Carinho pelo Correio.
Aquela senhora poderia ter escrito um e-mail, já que é internauta, mas não o fez.
Poderia ter telefonado, para agradecer o pequeno favor, mas preferiu escrever uma mensagem de próprio punho, num papel de seda, dobrá-lo carinhosamente, selar e remeter pelo Correio que fica há seis quarteirões do apartamento onde mora só.
O ritual de caminhar, esperar, selar e enviar a sua carta de gratidão lhe fez bem.
Voltou pra casa, mais leve – sensação de dever cumprido.
Ao chegar ao apartamento colocou um CD para ouvir. O mesmo que recebeu pelo correio e usou como fundo musical ao escreveu a carta.
O pequeno gesto que alguém fez com tanta naturalidade, enriqueceu o seu dia e embalou o seu sono.
Para quem o enviou, mandar cartinhas com mensagens e, agora CDs, não custa praticamente nada; é na realidade pura satisfação.
Imagino aquela senhora ouvindo as músicas de ninar:
“Vai haver um cineminha
Nos meus olhinhos fechados e
Nas rodas onde eu desfilo
Tem outros versos cantados
Atirei o pau no gato
No gato de papelão
Sou criança inteligente e
Tenho bom coração.”
Ou
Ao som do trombone a deliciosa marchinha:
“Marcha soldado cabeça de papel
O sargento Garcia comendo pastel
Inventou as manobras atrás do quartel...”

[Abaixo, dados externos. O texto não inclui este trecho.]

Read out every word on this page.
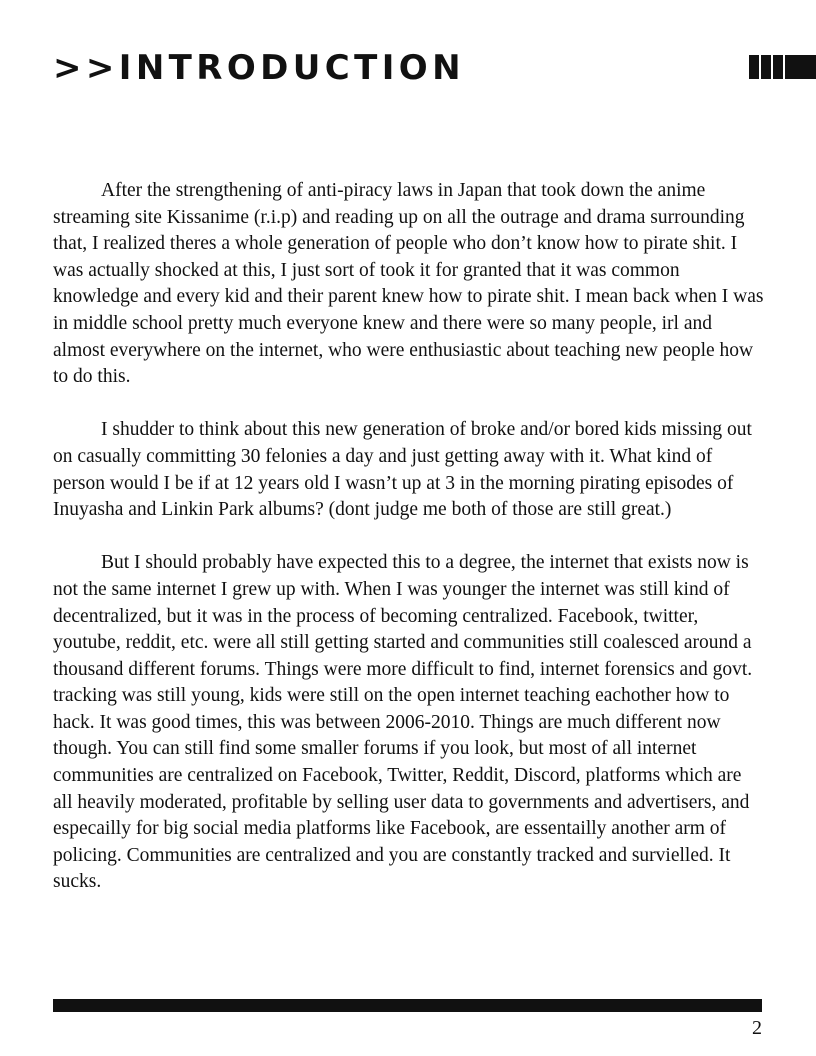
>>INTRODUCTION

After the strengthening of anti-piracy laws in Japan that took down the anime streaming site Kissanime (r.i.p) and reading up on all the outrage and drama surrounding that, I realized theres a whole generation of people who don’t know how to pirate shit. I was actually shocked at this, I just sort of took it for granted that it was common knowledge and every kid and their parent knew how to pirate shit. I mean back when I was in middle school pretty much everyone knew and there were so many people, irl and almost everywhere on the internet, who were enthusiastic about teaching new people how to do this.

I shudder to think about this new generation of broke and/or bored kids missing out on casually committing 30 felonies a day and just getting away with it. What kind of person would I be if at 12 years old I wasn’t up at 3 in the morning pirating episodes of Inuyasha and Linkin Park albums? (dont judge me both of those are still great.)

But I should probably have expected this to a degree, the internet that exists now is not the same internet I grew up with. When I was younger the internet was still kind of decentralized, but it was in the process of becoming centralized. Facebook, twitter, youtube, reddit, etc. were all still getting started and communities still coalesced around a thousand different forums. Things were more difficult to find, internet forensics and govt. tracking was still young, kids were still on the open internet teaching eachother how to hack. It was good times, this was between 2006-2010. Things are much different now though. You can still find some smaller forums if you look, but most of all internet communities are centralized on Facebook, Twitter, Reddit, Discord, platforms which are all heavily moderated, profitable by selling user data to governments and advertisers, and especailly for big social media platforms like Facebook, are essentailly another arm of policing. Communities are centralized and you are constantly tracked and survielled. It sucks.

2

E o mimo que dá nome ao CD:
“Eu já vou pra cama tirar uma soneca
Hoje tem batizado de boneca...”
A autora das músicas e letras deste CD, Áurea Pinto de Miranda, autorizou que fossem feitas cópias do seu trabalho, já que o contrato com a Gravadora terminou e não houve renovação.
Todos sabem quanto custa um Cd virgem e a postagem custa o mesmo que uma carta comum.
Servir, compartilhar, proporcionar alegria sem data marcada, deveria ser natural entre os seres humanos. É uma pena que hoje, gestos assim sejam considerados raros.